Those who involuntarily lost their jobs from September 1, 2008 to May 31, 2010 are eligible (if they meet certain criteria) to pay a lower amount for COBRA coverage, only 35% of the full premium. The employer will then be reimbursed by the federal government in the form of a payroll tax credit for the remaining 65%. Individuals are eligible for this subsidy for a maximum period of 15 months.
In response to those who have 15-month COBRA subsidies expiring or soon to be expired, the Department of Labor has recently issued a fact sheetand new FAQs addressing issues to be aware of when the subsidy period expires. There has been no recent talk of Congress possibly extending the COBRA subsidy to anyone who involuntarily lost their job after May 31st. The 15-month subsidy periods have started expiring back in May 2010 and the last group will expire in August of 2011. After the COBRA subsidy expires, individuals will need to start paying the full COBRA premium instead of 35% for the remainder of the time they have their COBRA coverage. The maximum period of COBRA in most cases is 18 months, so many will have a three month period that they will need to pay the full premium.

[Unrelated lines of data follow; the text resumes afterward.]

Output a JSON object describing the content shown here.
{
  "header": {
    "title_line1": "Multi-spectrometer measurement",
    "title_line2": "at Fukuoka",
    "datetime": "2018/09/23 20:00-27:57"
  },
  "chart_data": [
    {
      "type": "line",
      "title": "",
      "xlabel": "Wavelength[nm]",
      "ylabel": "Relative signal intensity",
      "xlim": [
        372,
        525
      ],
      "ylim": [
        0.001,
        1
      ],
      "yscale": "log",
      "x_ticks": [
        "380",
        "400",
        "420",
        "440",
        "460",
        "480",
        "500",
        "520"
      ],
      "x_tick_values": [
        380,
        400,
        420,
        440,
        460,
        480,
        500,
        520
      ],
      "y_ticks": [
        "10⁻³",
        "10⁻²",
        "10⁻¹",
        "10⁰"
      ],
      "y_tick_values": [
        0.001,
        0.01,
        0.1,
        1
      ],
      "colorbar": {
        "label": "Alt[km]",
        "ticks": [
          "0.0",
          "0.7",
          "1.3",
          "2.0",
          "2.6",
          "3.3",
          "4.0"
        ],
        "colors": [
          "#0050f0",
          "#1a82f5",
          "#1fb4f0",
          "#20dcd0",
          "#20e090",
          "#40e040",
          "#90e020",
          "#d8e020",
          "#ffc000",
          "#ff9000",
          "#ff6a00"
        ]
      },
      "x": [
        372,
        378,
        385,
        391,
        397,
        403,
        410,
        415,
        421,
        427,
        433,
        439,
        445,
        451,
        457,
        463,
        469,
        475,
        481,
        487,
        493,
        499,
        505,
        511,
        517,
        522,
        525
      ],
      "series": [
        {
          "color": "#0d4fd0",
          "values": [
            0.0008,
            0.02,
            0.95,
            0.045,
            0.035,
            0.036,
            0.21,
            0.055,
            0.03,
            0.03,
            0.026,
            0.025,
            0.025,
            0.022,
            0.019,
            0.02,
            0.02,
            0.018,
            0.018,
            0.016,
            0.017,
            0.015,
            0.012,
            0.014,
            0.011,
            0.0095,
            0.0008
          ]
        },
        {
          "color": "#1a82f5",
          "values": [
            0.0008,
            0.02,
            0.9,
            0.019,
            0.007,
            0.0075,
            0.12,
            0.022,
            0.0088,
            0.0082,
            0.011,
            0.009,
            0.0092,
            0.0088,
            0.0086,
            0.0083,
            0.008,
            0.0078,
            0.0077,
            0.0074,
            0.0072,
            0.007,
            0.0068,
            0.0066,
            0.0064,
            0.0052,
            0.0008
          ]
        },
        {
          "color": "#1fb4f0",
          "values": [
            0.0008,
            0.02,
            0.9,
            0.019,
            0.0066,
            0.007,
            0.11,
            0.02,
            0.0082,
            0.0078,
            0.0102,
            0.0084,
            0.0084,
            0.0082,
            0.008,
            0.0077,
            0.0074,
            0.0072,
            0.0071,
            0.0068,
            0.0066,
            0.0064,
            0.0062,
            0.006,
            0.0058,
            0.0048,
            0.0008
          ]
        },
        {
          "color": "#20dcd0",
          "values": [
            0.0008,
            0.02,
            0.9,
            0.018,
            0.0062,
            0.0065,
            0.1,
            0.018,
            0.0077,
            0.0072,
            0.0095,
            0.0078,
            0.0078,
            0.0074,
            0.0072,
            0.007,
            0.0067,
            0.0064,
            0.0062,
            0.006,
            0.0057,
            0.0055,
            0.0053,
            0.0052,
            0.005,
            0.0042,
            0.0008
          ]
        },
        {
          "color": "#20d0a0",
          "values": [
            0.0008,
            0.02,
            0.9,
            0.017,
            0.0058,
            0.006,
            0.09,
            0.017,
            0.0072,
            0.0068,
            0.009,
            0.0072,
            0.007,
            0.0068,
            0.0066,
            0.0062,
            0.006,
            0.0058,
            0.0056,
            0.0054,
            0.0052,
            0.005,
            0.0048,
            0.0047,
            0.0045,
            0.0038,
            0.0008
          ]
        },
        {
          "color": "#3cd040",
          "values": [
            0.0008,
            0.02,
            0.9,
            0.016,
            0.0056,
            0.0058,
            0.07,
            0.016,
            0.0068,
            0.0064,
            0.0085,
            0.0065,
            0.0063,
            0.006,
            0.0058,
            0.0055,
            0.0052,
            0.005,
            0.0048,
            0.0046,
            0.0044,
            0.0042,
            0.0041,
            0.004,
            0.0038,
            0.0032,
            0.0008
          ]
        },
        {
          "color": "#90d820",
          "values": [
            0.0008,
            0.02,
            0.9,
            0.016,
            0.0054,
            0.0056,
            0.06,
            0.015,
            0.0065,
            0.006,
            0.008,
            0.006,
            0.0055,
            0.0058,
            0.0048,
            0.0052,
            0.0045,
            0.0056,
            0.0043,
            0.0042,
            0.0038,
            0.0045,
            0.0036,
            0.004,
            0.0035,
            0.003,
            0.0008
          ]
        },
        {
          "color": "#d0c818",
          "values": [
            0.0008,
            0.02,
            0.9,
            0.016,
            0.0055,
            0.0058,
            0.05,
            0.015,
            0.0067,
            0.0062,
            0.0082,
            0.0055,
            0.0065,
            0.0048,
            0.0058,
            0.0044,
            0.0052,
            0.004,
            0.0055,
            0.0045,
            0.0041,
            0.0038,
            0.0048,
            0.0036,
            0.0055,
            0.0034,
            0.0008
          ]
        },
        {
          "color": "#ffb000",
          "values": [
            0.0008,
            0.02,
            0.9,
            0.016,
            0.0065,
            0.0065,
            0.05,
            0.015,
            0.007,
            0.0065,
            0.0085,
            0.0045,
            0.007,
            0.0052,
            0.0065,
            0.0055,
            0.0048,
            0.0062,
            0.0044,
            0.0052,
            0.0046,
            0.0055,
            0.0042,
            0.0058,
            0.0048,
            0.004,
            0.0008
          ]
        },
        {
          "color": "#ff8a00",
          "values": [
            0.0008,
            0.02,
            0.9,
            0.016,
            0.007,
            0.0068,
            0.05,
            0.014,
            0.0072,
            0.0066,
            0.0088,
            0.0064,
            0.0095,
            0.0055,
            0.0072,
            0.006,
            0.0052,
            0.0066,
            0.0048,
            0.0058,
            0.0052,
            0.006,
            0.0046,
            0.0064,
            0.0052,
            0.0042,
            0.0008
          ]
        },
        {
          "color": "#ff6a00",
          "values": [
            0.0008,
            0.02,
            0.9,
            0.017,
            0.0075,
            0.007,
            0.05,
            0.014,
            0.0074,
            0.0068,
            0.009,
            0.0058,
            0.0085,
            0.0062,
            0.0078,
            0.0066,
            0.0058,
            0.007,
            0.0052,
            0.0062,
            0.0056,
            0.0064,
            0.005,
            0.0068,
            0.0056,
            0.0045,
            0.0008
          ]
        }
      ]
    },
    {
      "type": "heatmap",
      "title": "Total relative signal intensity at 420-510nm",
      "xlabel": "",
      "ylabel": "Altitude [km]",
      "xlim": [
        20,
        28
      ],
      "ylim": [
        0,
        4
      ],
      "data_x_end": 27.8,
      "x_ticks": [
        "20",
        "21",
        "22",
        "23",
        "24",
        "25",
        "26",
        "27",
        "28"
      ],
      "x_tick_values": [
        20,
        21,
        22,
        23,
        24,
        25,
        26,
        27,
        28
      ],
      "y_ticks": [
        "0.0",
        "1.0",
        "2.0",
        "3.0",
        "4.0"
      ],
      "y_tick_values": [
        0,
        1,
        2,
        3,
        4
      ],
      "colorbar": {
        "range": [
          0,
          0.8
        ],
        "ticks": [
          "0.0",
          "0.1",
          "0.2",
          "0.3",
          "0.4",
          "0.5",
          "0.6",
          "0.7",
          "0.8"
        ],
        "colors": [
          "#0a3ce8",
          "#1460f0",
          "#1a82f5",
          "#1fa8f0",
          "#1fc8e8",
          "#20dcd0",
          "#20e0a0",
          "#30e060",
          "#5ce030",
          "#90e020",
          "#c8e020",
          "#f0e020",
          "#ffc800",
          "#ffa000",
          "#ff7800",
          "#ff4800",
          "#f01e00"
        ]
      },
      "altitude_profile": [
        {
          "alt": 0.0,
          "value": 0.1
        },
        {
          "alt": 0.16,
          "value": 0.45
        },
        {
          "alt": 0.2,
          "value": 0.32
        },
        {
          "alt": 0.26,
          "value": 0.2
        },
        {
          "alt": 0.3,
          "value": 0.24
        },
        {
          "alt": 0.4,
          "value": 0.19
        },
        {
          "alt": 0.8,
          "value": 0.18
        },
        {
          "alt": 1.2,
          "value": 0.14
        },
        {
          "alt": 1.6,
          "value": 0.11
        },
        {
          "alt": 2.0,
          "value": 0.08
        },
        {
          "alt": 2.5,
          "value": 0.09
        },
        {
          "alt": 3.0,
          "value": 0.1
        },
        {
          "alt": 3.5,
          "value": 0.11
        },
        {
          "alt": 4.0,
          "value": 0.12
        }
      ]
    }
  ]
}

The DOL’s fact sheet contains tips for those affected by the expiring subsidy, including a warning that plans are not required to send reminder notices that the subsidy period is ending. Individuals are encouraged to contact their employer if they have questions about their subsidy end dates or full premium amounts. The fact sheet also emphasizes the importance of paying the full COBRA premium for the remainder of months. Otherwise, coverage could be cancelled due to nonpayment.
The DOL also gives suggestions for other places to look for coverage, if the individual has already lost COBRA coverage because of their failure or inability to pay the full COBRA premium amount.
If you have former employees on COBRA who are currently eligible for the subsidy, be sure to confirm the date each person’s subsidy expires, so that you are collecting the correct amount of full premium.